Oct. 21, 2013 - Toronto-based protesters opposed to Trinity Western University’s application to open a law school in B.C. About 30 people protested in front of a courthouse at Osgoode Hall in Toronto on Oct. 18. Photo by Mark Smith. For story by Kent Spencer.

About 30 attended this 2013 protest. Photo: The Province


An evangelical Christian university has won a victory for religious freedom in British Columbia, Canada. The provincial Court of Appeal unanimously decided this week that it was “unreasonable” for the local law society to withhold accreditation from future law graduates of Trinity Western University on the basis of its stance towards extra-marital sex and same-sex marriage.

A panel of five judges said the negative impact on Trinity Western’s religious freedoms would be severe and far outweigh the minimal effect accreditation would have on gay and lesbian rights.

“A society that does not admit of and accommodate differences cannot be a free and democratic society — one in which its citizens are free to think, to disagree, to debate and to challenge the accepted view without fear of reprisal,” says the 66-page judgment.

“This case demonstrates that a well-intentioned majority acting in the name of tolerance and liberalism can, if unchecked, impose its views on the minority in a manner that is in itself intolerant and illiberal.”

Trinity Western is a small evangelical Christian university with about 4,000 students, founded in 1962. Its Community Covenant “asks students to live according to Christian values, including honesty and integrity. It also asks students to abstain from sexual intimacy outside of marriage, which it defines as between a man and a woman.”

Nobody apparently worried about that until the university gained approval three years ago from the BC government to open a law school. Nor did the covenant rule then worry most of the provincial law societies, which approved automatic accreditation of graduates from the proposed faculty. The exceptions were in Nova Scotia and Ontario, where TWU also has campuses.

The BC Law Society initially approved of the university’s plans, but then bowed to gender rights activists’ claims that the rule about sex and marriage discriminated against unmarried couples and gays and lesbians wanting to enter the legal profession.

In June 2014 the society’s board of governors, called benchers, held a binding referendum on the issue. Of 13,000 members, 4178 voted on the question of whether the society should revoke its accreditation decision – 3210 in favour, 968 against. The Benchers then acted on the majority view of the minority who voted.

TWU took the decision to court, and in December 2015, the B.C. Supreme Court ruled the law society had acted improperly in holding the referendum. Now the Court of Appeals has confirmed the lower court’s decision. According to the National Post:

The Appeal Court decision found that denying approval to Trinity Western would not enhance access to law school for members of the LGBTQ community and therefore wouldn’t help the law society meet its public-interest objectives.

It found that creating 60 new law school seats, which brings the Canadian total to about 2,500, would divert some law school hopefuls from programs elsewhere and, as a result, increase the number of seats available to LGBTQ applicants.

“While we accept that approval of (Trinity Western’s) law school has in principle a detrimental impact on LGBTQ equality rights because the number of law school places would not be equally open to all students, the impact on applications made … by LGBTQ students would be insignificant in real terms.”

From the last paragraph it appears that the judges would not necessarily reach the same conclusion about a big private school.

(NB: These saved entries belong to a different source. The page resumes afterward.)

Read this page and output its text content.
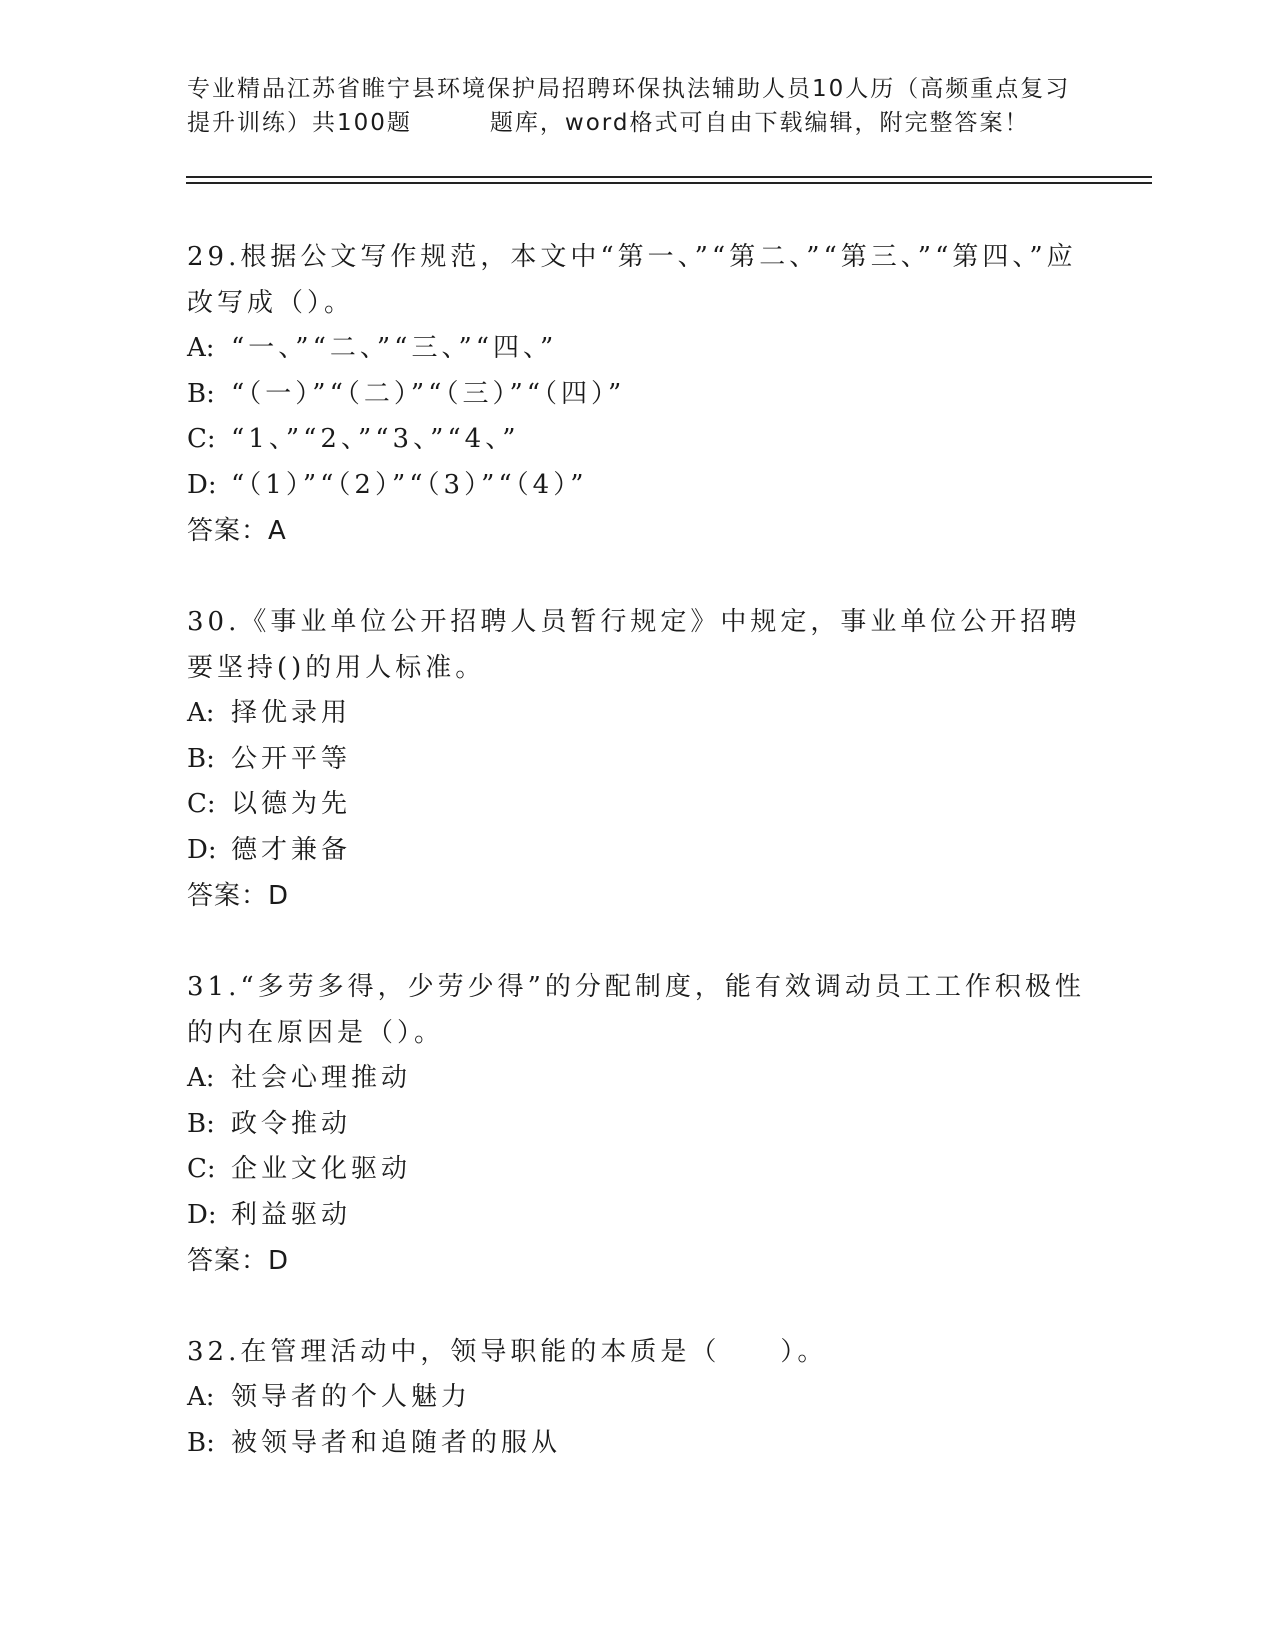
专业精品江苏省睢宁县环境保护局招聘环保执法辅助人员10人历（高频重点复习
提升训练）共100题	题库，word格式可自由下载编辑，附完整答案！
29.根据公文写作规范，本文中“第一、”“第二、”“第三、”“第四、”应改写成（）。
A: “一、”“二、”“三、”“四、”
B: “（一）”“（二）”“（三）”“（四）”
C: “1、”“2、”“3、”“4、”
D: “（1）”“（2）”“（3）”“（4）”
答案：A
30.《事业单位公开招聘人员暂行规定》中规定，事业单位公开招聘要坚持()的用人标准。
A: 择优录用
B: 公开平等
C: 以德为先
D: 德才兼备
答案：D
31.“多劳多得，少劳少得”的分配制度，能有效调动员工工作积极性的内在原因是（）。
A: 社会心理推动
B: 政令推动
C: 企业文化驱动
D: 利益驱动
答案：D
32.在管理活动中，领导职能的本质是（　　）。
A: 领导者的个人魅力
B: 被领导者和追随者的服从
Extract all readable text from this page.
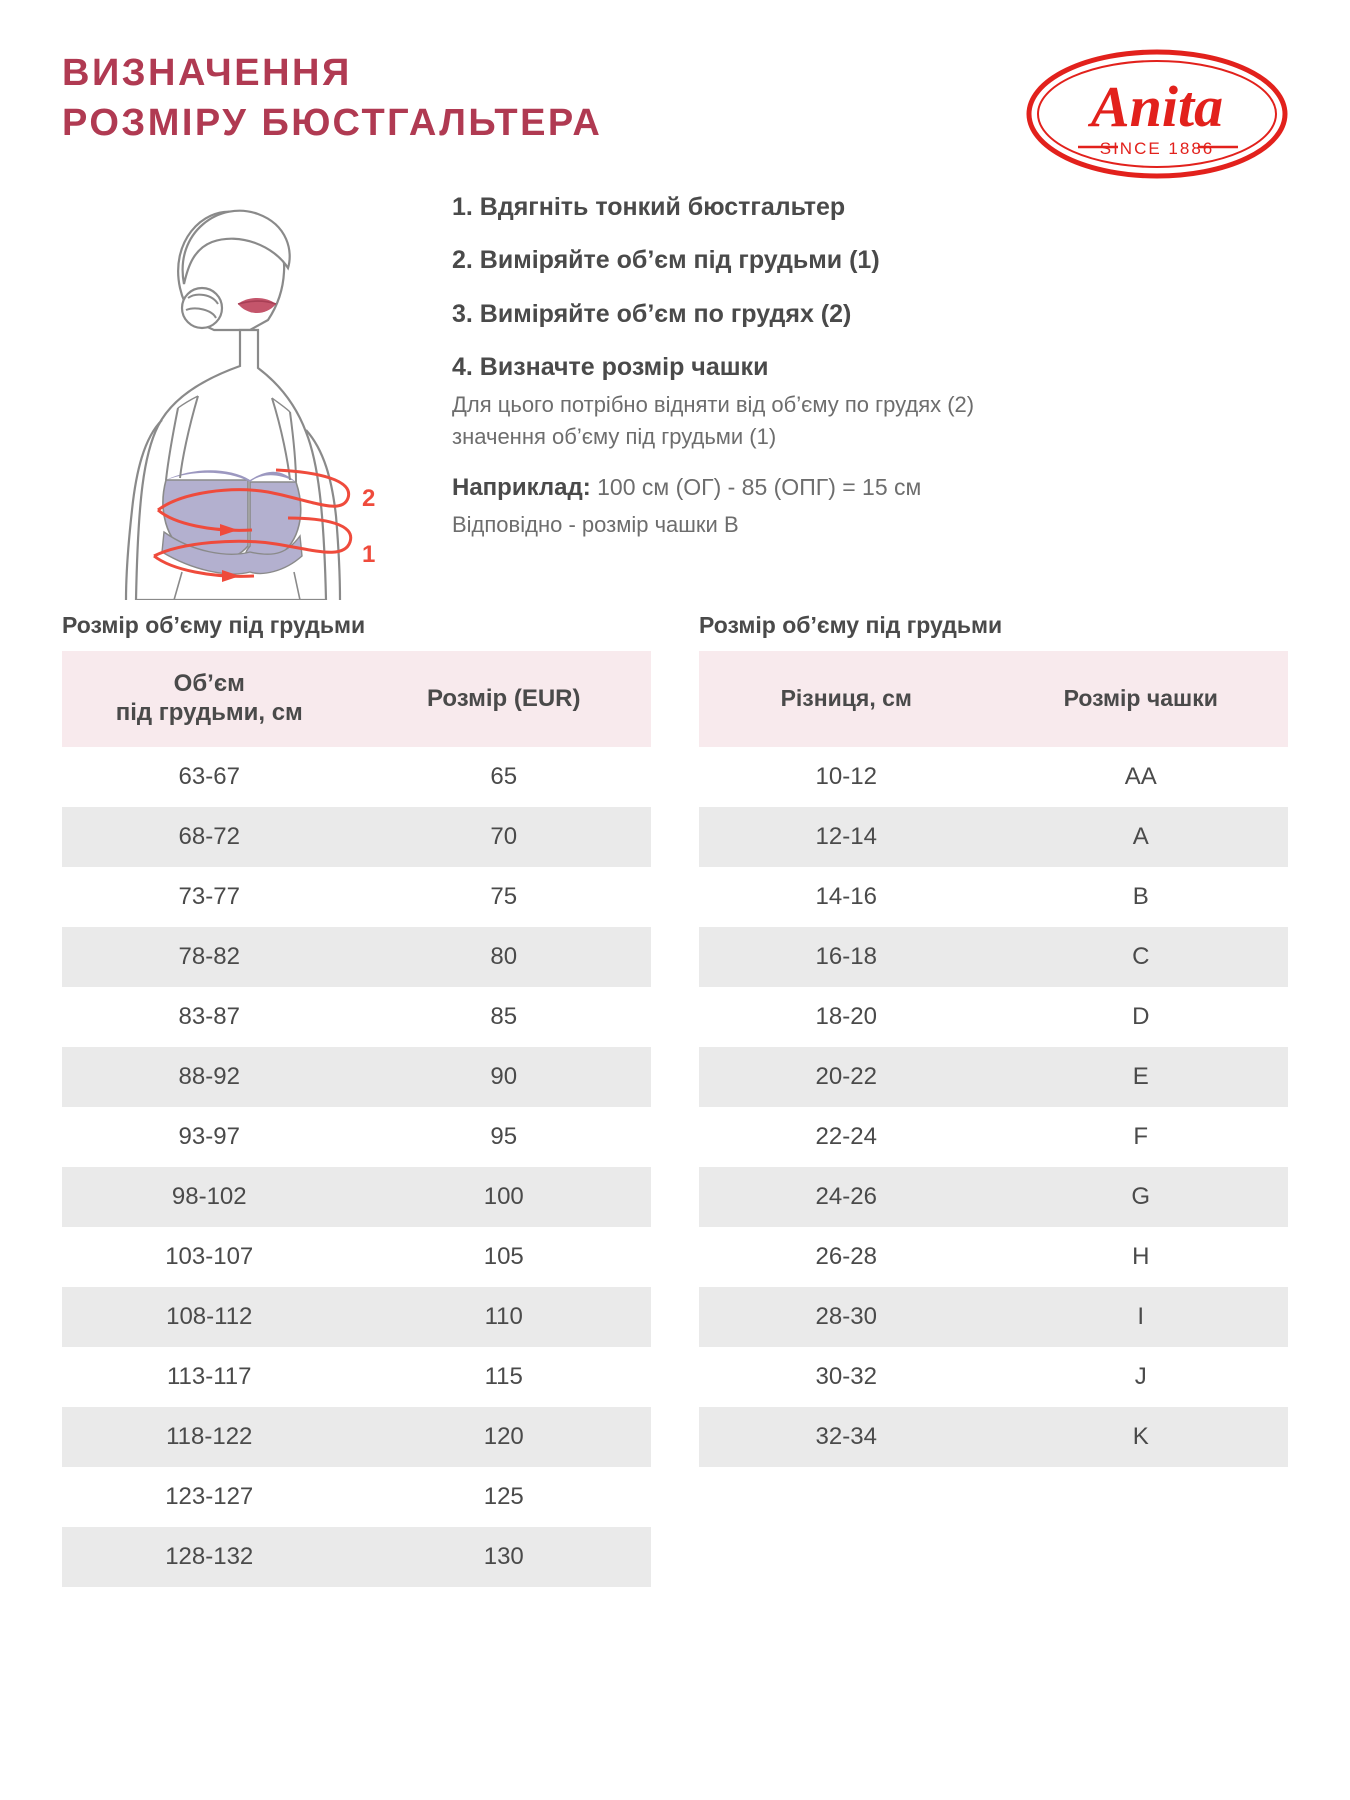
ВИЗНАЧЕННЯ
РОЗМІРУ БЮСТГАЛЬТЕРА	Anita
SINCE 1886
2
1
1. Вдягніть тонкий бюстгальтер
2. Виміряйте об’єм під грудьми (1)
3. Виміряйте об’єм по грудях (2)
4. Визначте розмір чашки
Для цього потрібно відняти від об’єму по грудях (2)
значення об’єму під грудьми (1)
Наприклад: 100 см (ОГ) - 85 (ОПГ) = 15 см
Відповідно - розмір чашки B
Розмір об’єму під грудьми
Об’єм
під грудьми, см	Розмір (EUR)
63-67	65
68-72	70
73-77	75
78-82	80
83-87	85
88-92	90
93-97	95
98-102	100
103-107	105
108-112	110
113-117	115
118-122	120
123-127	125
128-132	130
Розмір об’єму під грудьми
Різниця, см	Розмір чашки
10-12	AA
12-14	A
14-16	B
16-18	C
18-20	D
20-22	E
22-24	F
24-26	G
26-28	H
28-30	I
30-32	J
32-34	K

In their balancing of LGBTQ rights and religious freedom rights they have taken into account the real impact TWC’s covenant rule is likely to have.

The court also faulted the benchers on points of administrative law: allowing themselves to be inappropriately blinded by their members, failing to weight the impact of the decision on charter rights and following the majority decision after binding referendum.

The issue also went to the Courts of Appeal in Nova Scotia, where a decision against the N.S. Barristers’ Society is not being appealed; and Ontario, where the court came to a different conclusion about the balancing of rights and upheld the Law Society’s stance against accreditation. TWU is challenging that decision in the Supreme Court of Canada.